What will you place inside of a table? You can put anything that you'd normally put on a page inside the cell of a table. Tables are great for organizing links, image galleries, etc. Experiment with the size, border, etc. of tables to see what works best for you.

The <BODY> Tag (and everything inside it)
Wouldn't it be nice if there was a way to set the text color, background color, etc. of your page all in the same place? The <BODY> tag allows you to do this. The <BODY> tag comes after the <HEAD> tag in the beginning of your HTML document.

<BODY BGCOLOR="#FFFFFF" TEXT="#000000" LINK="#0000FF" VLINK="#800080" ALINK="#FF0000">

What's going on here? "BGCOLOR" is telling the browser to set the background color of the page whatever is contained in the quotes. What is "#FFFFFF" though? This is called a hex code. Colors aren't represented by name, they are represented by a six-digit number. In this case, "#FFFFFF" is pure white. The text of the page is set to "#000000" (black).
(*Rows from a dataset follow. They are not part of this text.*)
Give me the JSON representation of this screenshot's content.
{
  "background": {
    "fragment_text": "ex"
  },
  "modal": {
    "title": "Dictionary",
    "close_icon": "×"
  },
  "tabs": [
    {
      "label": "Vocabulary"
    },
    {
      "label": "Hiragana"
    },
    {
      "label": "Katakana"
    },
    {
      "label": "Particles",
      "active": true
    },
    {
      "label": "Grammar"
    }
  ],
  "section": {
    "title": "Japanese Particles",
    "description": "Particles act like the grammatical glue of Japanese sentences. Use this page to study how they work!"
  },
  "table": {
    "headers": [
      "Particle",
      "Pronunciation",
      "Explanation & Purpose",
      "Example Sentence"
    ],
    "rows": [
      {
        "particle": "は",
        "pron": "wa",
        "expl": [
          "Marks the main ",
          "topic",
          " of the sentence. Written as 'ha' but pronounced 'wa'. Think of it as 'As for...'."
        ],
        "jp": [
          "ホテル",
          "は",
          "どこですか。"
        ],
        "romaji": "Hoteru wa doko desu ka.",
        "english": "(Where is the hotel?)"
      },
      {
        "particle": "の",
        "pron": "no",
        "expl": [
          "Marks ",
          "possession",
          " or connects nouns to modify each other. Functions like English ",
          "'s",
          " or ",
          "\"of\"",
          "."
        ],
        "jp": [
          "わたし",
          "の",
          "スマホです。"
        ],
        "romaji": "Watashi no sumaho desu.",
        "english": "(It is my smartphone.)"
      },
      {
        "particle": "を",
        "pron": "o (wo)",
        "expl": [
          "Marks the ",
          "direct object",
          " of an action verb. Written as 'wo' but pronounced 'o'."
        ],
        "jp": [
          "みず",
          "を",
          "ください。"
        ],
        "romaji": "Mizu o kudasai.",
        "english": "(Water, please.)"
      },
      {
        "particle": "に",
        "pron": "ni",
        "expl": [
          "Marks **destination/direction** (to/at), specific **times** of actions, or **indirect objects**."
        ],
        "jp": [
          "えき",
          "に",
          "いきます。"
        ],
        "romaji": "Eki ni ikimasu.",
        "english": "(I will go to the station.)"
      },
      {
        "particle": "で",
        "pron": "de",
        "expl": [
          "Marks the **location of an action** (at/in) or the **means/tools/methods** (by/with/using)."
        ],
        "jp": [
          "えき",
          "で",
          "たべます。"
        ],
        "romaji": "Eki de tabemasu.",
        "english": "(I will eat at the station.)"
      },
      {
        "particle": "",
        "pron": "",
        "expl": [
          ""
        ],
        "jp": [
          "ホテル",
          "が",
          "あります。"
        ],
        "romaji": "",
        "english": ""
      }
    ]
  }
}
You can also format the color of links that have not been visited, links that have already been visited, and links that are being clicked (LINK, VLINK, and ALINK, respectively). In this case, they are set to blue, purple, and red (respectively), which are the standard among most websites.

A hex code is actually divided up into 3 sets of two numbers each (forming the six-digit number code). Each pair represents a color of the RGB code (RGB = Red, Green, Blue). The first pair in the hex code represents the red factor, the second pair equals green, and the third pair represents the blue factor. For example, a full shade of red in RGB code would be Red=255, Green=0, Blue=0. However, in hex code, the color would look like this: #FF0000. The hex code is the way to interpret RGB colors in HTML.